Kate Blee is primarily known for her work with cloth. Hand-dyed or painted textiles - rugs and lengths of cashmere - reflect her sustained questioning of the relationship of colour with materials, and their engagement with each other. Throughout her creative life, Kate has expanded her knowledge of the visual and the tactile, experimenting with ceramics, oil painting, gouache, print-making, and even, in 2010 for an installation in the Artist's House, lead. However, she has said that it is the "breadth of issues raised in architecture, from the most basic need to the most delicate emotion" that have informed the ideas and sensibilities driving her work. Appropriately, then, for her solo exhibition at the New Art Centre, the contingencies of domestic function and scale presented in the layout of the Artist's House, provide the stage for her complex and multi-discipline installation.

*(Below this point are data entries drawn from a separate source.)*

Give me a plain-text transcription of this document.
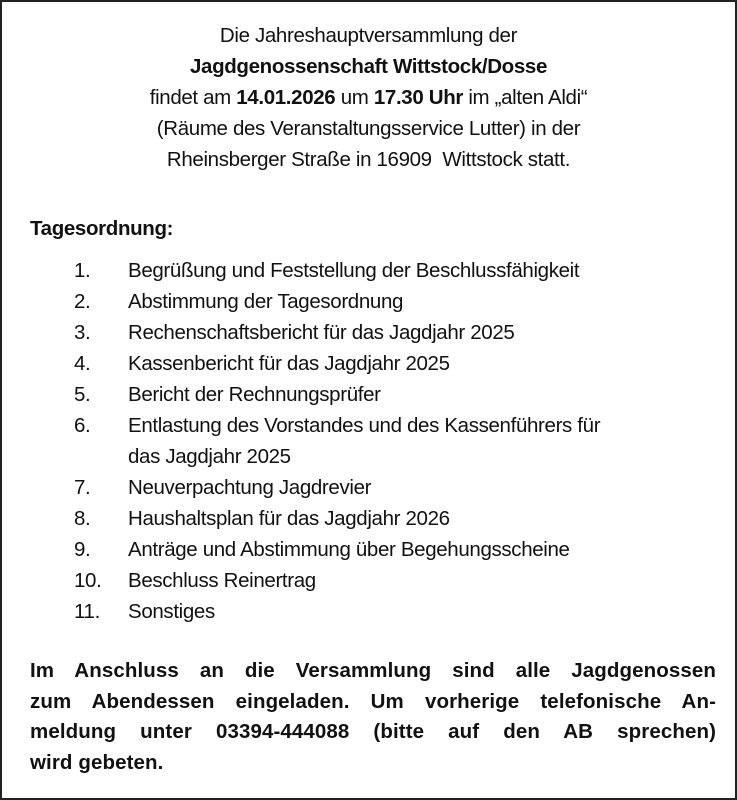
Die Jahreshauptversammlung der
Jagdgenossenschaft Wittstock/Dosse
findet am 14.01.2026 um 17.30 Uhr im „alten Aldi“
(Räume des Veranstaltungsservice Lutter) in der
Rheinsberger Straße in 16909  Wittstock statt.
Tagesordnung:
1. Begrüßung und Feststellung der Beschlussfähigkeit
2. Abstimmung der Tagesordnung
3. Rechenschaftsbericht für das Jagdjahr 2025
4. Kassenbericht für das Jagdjahr 2025
5. Bericht der Rechnungsprüfer
6. Entlastung des Vorstandes und des Kassenführers für
das Jagdjahr 2025
7. Neuverpachtung Jagdrevier
8. Haushaltsplan für das Jagdjahr 2026
9. Anträge und Abstimmung über Begehungsscheine
10. Beschluss Reinertrag
11. Sonstiges
Im Anschluss an die Versammlung sind alle Jagdgenossen
zum Abendessen eingeladen. Um vorherige telefonische An-
meldung unter 03394-444088 (bitte auf den AB sprechen)
wird gebeten.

The main space upstairs in the Artist's House is laid out as a domestic scene of sorts, inspired by Blee's observations made of home environments and some of the activities which occur in these spaces. The practical and unremarkable gestures of daily life - washing, hanging, cooking, laying out, folding, pouring, spilling, wiping - are reconstituted in simple materials: paper, clay, cloth, wood, and are alluded to in the processes used to create the works - dying, firing, painting, staining.

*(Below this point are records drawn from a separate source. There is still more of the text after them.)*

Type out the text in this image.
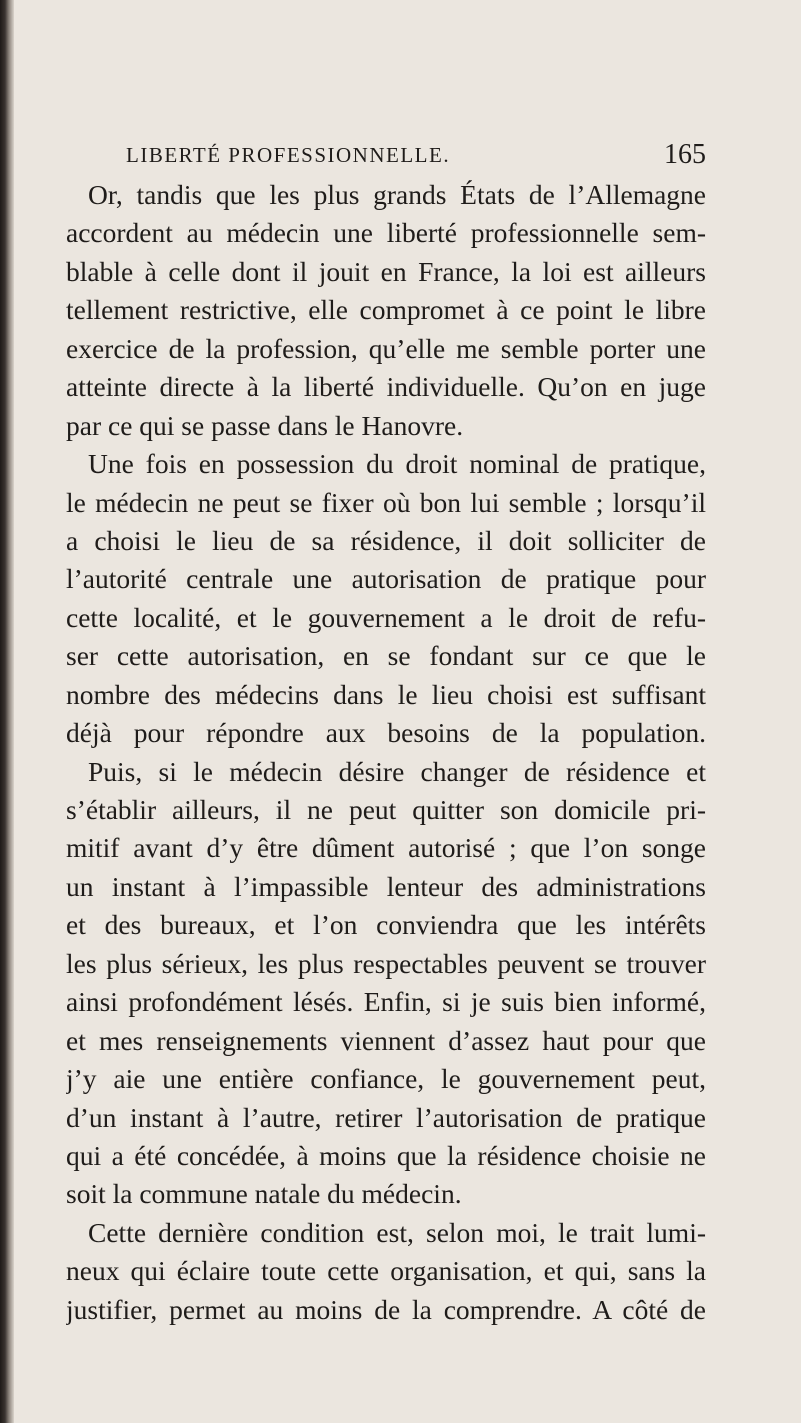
LIBERTÉ PROFESSIONNELLE.	165
Or, tandis que les plus grands États de l’Allemagne
accordent au médecin une liberté professionnelle sem-
blable à celle dont il jouit en France, la loi est ailleurs
tellement restrictive, elle compromet à ce point le libre
exercice de la profession, qu’elle me semble porter une
atteinte directe à la liberté individuelle. Qu’on en juge
par ce qui se passe dans le Hanovre.
Une fois en possession du droit nominal de pratique,
le médecin ne peut se fixer où bon lui semble ; lorsqu’il
a choisi le lieu de sa résidence, il doit solliciter de
l’autorité centrale une autorisation de pratique pour
cette localité, et le gouvernement a le droit de refu-
ser cette autorisation, en se fondant sur ce que le
nombre des médecins dans le lieu choisi est suffisant
déjà pour répondre aux besoins de la population.
Puis, si le médecin désire changer de résidence et
s’établir ailleurs, il ne peut quitter son domicile pri-
mitif avant d’y être dûment autorisé ; que l’on songe
un instant à l’impassible lenteur des administrations
et des bureaux, et l’on conviendra que les intérêts
les plus sérieux, les plus respectables peuvent se trouver
ainsi profondément lésés. Enfin, si je suis bien informé,
et mes renseignements viennent d’assez haut pour que
j’y aie une entière confiance, le gouvernement peut,
d’un instant à l’autre, retirer l’autorisation de pratique
qui a été concédée, à moins que la résidence choisie ne
soit la commune natale du médecin.
Cette dernière condition est, selon moi, le trait lumi-
neux qui éclaire toute cette organisation, et qui, sans la
justifier, permet au moins de la comprendre. A côté de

The table after a gathering; areas for washing and drying out; the storage of utensils; arrested moments in the cycle of making, gathering, and consuming. These pauses in the action bring a temporarily sculptural nature to the continuum of effort and mess, and draw attention to Kate's close conversation with materials, so we experience both her action on them and their action on each other, making visible the 'push-me-pull-you' of process.